The Italian Cultural Institute hosted a conference with the Director of the Archaeological Museum of Turin, Professor Christian Greco, entitled “Museo Egizio. 1824-2015: Nuove connessioni e contestualizzazione archeologica”.
One of Europe’s main Egyptology centres
“At the start of the 19th century, the Egyptian Museum of Turin was one of the principal centres for Egyptology in Europe, promoting projects and attracting scholars, and it needs to regain that function today. It is in our museum’s interests to highlight the connection between its artefacts through the story of their discovery, archaeological recontextualisation and reunification of objects, and the prosopographic studies by many personalities from written sources. It is indispensable therefore to identify historic ties and develop a network of collaboration with other cultural and scientific institutions and Italian and foreign collections. Our main priority is to recreate the archaeological and historic context of these objects. The key word “connection” expresses the continuity between the museum’s past and present.

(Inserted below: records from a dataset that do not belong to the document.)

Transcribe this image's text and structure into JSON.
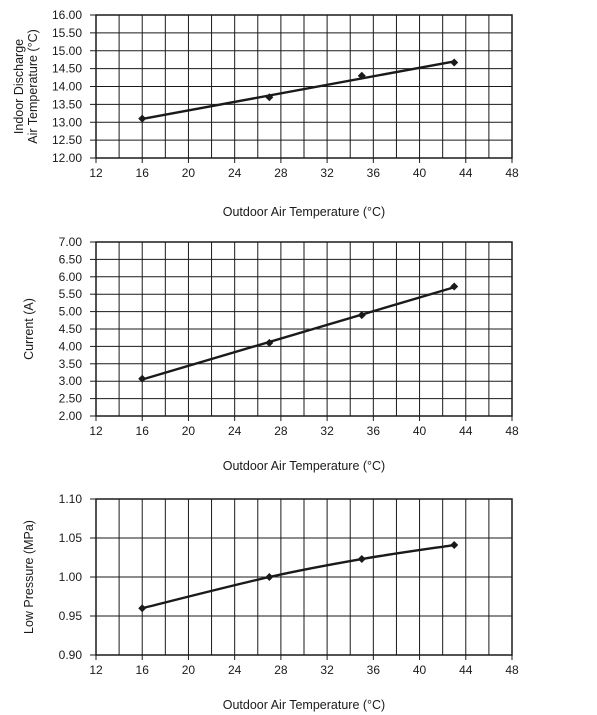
{
  "chart_data": [
    {
      "type": "line",
      "title": "",
      "xlabel": "Outdoor Air Temperature (°C)",
      "ylabel": [
        "Indoor Discharge",
        "Air Temperature (°C)"
      ],
      "xlim": [
        12,
        48
      ],
      "ylim": [
        12.0,
        16.0
      ],
      "xticks": [
        "12",
        "16",
        "20",
        "24",
        "28",
        "32",
        "36",
        "40",
        "44",
        "48"
      ],
      "yticks": [
        "12.00",
        "12.50",
        "13.00",
        "13.50",
        "14.00",
        "14.50",
        "15.00",
        "15.50",
        "16.00"
      ],
      "grid": true,
      "series": [
        {
          "x": [
            16,
            27,
            35,
            43
          ],
          "y": [
            13.1,
            13.7,
            14.3,
            14.67
          ],
          "fit": "linear",
          "marker": "diamond"
        }
      ]
    },
    {
      "type": "line",
      "title": "",
      "xlabel": "Outdoor Air Temperature (°C)",
      "ylabel": [
        "Current (A)"
      ],
      "xlim": [
        12,
        48
      ],
      "ylim": [
        2.0,
        7.0
      ],
      "xticks": [
        "12",
        "16",
        "20",
        "24",
        "28",
        "32",
        "36",
        "40",
        "44",
        "48"
      ],
      "yticks": [
        "2.00",
        "2.50",
        "3.00",
        "3.50",
        "4.00",
        "4.50",
        "5.00",
        "5.50",
        "6.00",
        "6.50",
        "7.00"
      ],
      "grid": true,
      "series": [
        {
          "x": [
            16,
            27,
            35,
            43
          ],
          "y": [
            3.07,
            4.1,
            4.9,
            5.72
          ],
          "fit": "linear",
          "marker": "diamond"
        }
      ]
    },
    {
      "type": "line",
      "title": "",
      "xlabel": "Outdoor Air Temperature (°C)",
      "ylabel": [
        "Low Pressure (MPa)"
      ],
      "xlim": [
        12,
        48
      ],
      "ylim": [
        0.9,
        1.1
      ],
      "xticks": [
        "12",
        "16",
        "20",
        "24",
        "28",
        "32",
        "36",
        "40",
        "44",
        "48"
      ],
      "yticks": [
        "0.90",
        "0.95",
        "1.00",
        "1.05",
        "1.10"
      ],
      "grid": true,
      "series": [
        {
          "x": [
            16,
            27,
            35,
            43
          ],
          "y": [
            0.96,
            1.0,
            1.023,
            1.041
          ],
          "fit": "smooth",
          "marker": "diamond"
        }
      ]
    }
  ]
}
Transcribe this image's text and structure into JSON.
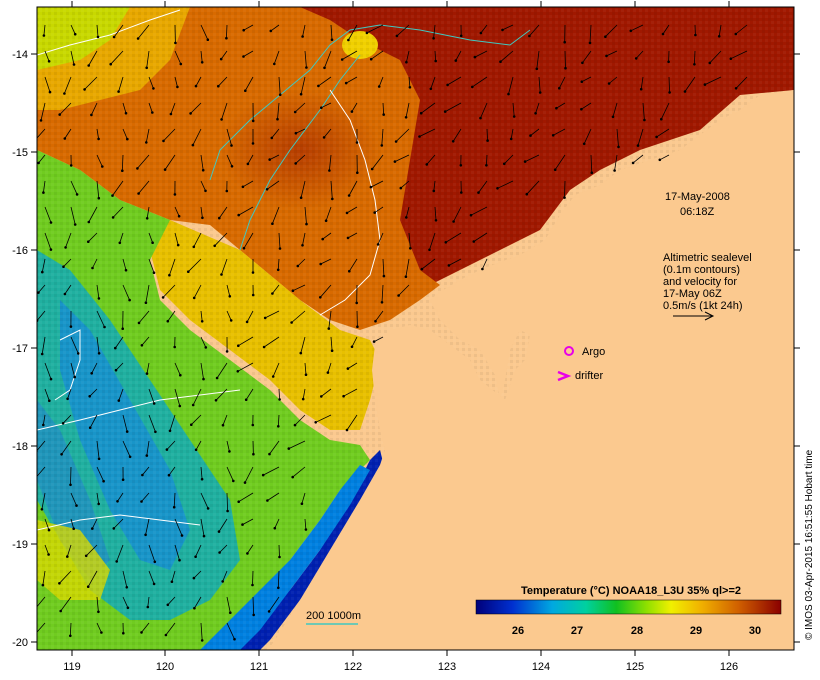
{
  "colors": {
    "land": "#fbc98f",
    "frame": "#000000",
    "argo": "#e800e8",
    "drifter": "#e800e8",
    "isobath": "#40c8c0",
    "contour": "#ffffff"
  },
  "axes": {
    "x_ticks": [
      "119",
      "120",
      "121",
      "122",
      "123",
      "124",
      "125",
      "126"
    ],
    "y_ticks": [
      "-14",
      "-15",
      "-16",
      "-17",
      "-18",
      "-19",
      "-20"
    ]
  },
  "annotations": {
    "timestamp_line1": "17-May-2008",
    "timestamp_line2": "06:18Z",
    "altimetric_line1": "Altimetric sealevel",
    "altimetric_line2": "(0.1m contours)",
    "altimetric_line3": "and velocity for",
    "altimetric_line4": "17-May 06Z",
    "altimetric_line5": "0.5m/s (1kt 24h)",
    "argo_label": "Argo",
    "drifter_label": "drifter",
    "isobath_label": "200 1000m"
  },
  "colorbar": {
    "title": "Temperature (°C) NOAA18_L3U 35% ql>=2",
    "ticks": [
      "26",
      "27",
      "28",
      "29",
      "30"
    ]
  },
  "credit": "© IMOS 03-Apr-2015 16:51:55 Hobart time"
}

Il significato e gli obiettivi culturali di una collezione e la sua organizzazione cambiano nel tempo
“A museum that reviews itself does no more than pay homage to its nature and its function. The objects that it contains assume a definite quality and a definite value compared with those that are either still associated with a use or whose use has been lost or forgotten, and are displayed to visitors according to programmes, at times implicit, that the museum suggests or allows. It is therefore in the order of things that gaining and varying cultural experience by going back over time compels us to review the scale of values and meaning of what constitutes an apparently unique patrimony. The meaning of a facility of this sort is capable of continual renewal even though it remains materially the same: its growth depends not only on quantitative reasoning but also on the value they accrue”.
As the thoughts of Sergio Donadoni bring clearly to the fore, the meaning and cultural ends of a collection and its organisation change over time. A museum must necessarily pose the question of how its collection can meet the scientific expectations of research and the changing intellectual needs of visitors.